In this study, definitive results regarding the CNS prophylactic efficacy of HD-MTX could not be achieved; nevertheless, the findings show the promising clinical viability of the HD-MTX administration regimen—specifically the HD-MTX day 6 regimen. This regimen effectively reduced the typical HD-MTX-associated chemotherapy delays. However, owing to the limited sample size and baseline imbalances, statistical analyses could not ascertain the optimal number of HD-MTX cycles. Future studies need to focus on validating the HD-MTX day 6 regimen and determining the optimal number of treatment cycles.
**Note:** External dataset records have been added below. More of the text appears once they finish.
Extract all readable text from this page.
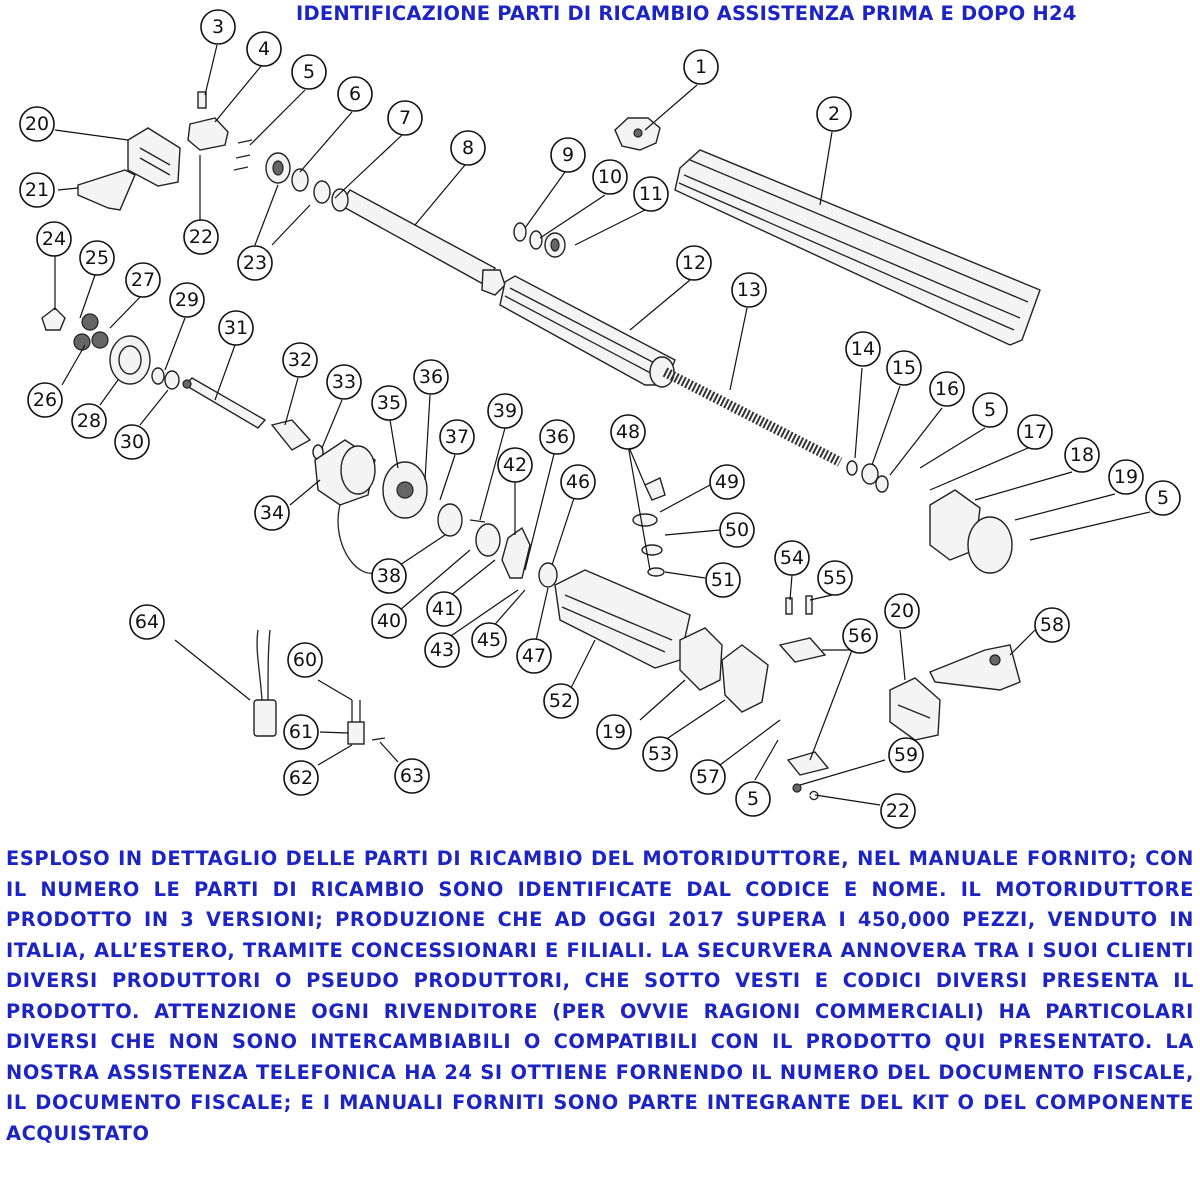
IDENTIFICAZIONE PARTI DI RICAMBIO ASSISTENZA PRIMA E DOPO H24
1
2
3
4
5
6
7
8	9
10
11
12
13
14
15
16
5
17
18
19
5
20
21
22
23
24
25
26
27
28
29
30
31
32
33
34
35
36
37
38
39
40
41
42
36
43 45
46
47
48
49
50
51
52
19
53
54
55
56
57
5
20
58
59
22
64
60
61
62	63
ESPLOSO IN DETTAGLIO DELLE PARTI DI RICAMBIO DEL MOTORIDUTTORE, NEL MANUALE FORNITO; CON IL NUMERO LE PARTI DI RICAMBIO SONO IDENTIFICATE DAL CODICE E NOME. IL MOTORIDUTTORE PRODOTTO IN 3 VERSIONI; PRODUZIONE CHE AD OGGI 2017 SUPERA I 450,000 PEZZI, VENDUTO IN ITALIA, ALL’ESTERO, TRAMITE CONCESSIONARI E FILIALI. LA SECURVERA ANNOVERA TRA I SUOI CLIENTI DIVERSI PRODUTTORI O PSEUDO PRODUTTORI, CHE SOTTO VESTI E CODICI DIVERSI PRESENTA IL PRODOTTO. ATTENZIONE OGNI RIVENDITORE (PER OVVIE RAGIONI COMMERCIALI) HA PARTICOLARI DIVERSI CHE NON SONO INTERCAMBIABILI O COMPATIBILI CON IL PRODOTTO QUI PRESENTATO. LA NOSTRA ASSISTENZA TELEFONICA HA 24 SI OTTIENE FORNENDO IL NUMERO DEL DOCUMENTO FISCALE, IL DOCUMENTO FISCALE; E I MANUALI FORNITI SONO PARTE INTEGRANTE DEL KIT O DEL COMPONENTE ACQUISTATO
Altogether, the role of HD-MTX in preventing CNS recurrence could not be conclusively determined due to the lack of robust evidence. However, the intravenous HD-MTX day 6 regimen showed notable therapeutic potential for patients who can tolerate the treatment, such as younger individuals and those at NCCN-IPI low or intermediate risk. Despite lacking results, this study serves as a valuable reference for future studies on HD-MTX treatment and for decision-makers to offer guidance on clinical treatment decisions.

Author Contributions

Yanli Wang: conceptualization, methodology, funding acquisition, writing – original draft, project administration. Xiaolian Wen: investigation, data curation, resources, writing – review and editing. Tao Guan: data curation, methodology, resources, investigation. Hongwei Zhang: project administration, visualization, validation. Wei'e Han: resources, supervision, data curation. Min Bai: data curation, supervision, resources, investigation. Xiaolan Liu: resources, supervision, data curation, project administration. Min Zhang: data curation, supervision, resources, methodology. Liping Su: conceptualization, resources, data curation. Weihua Zhang: conceptualization, methodology, resources, writing – original draft.

Ethics Statement

The Ethics Committee of the Shanxi Medical University Affiliated Cancer Hospital (Shanxi Provincial Cancer Hospital) which is registered as Institutional Review Board at the National Medical Research Registration and Filing Information System (https://www.medicalresearch.org.cn) approved the evaluation presented here (KY2023080).

Conflicts of Interest

The authors declare no conflicts of interest.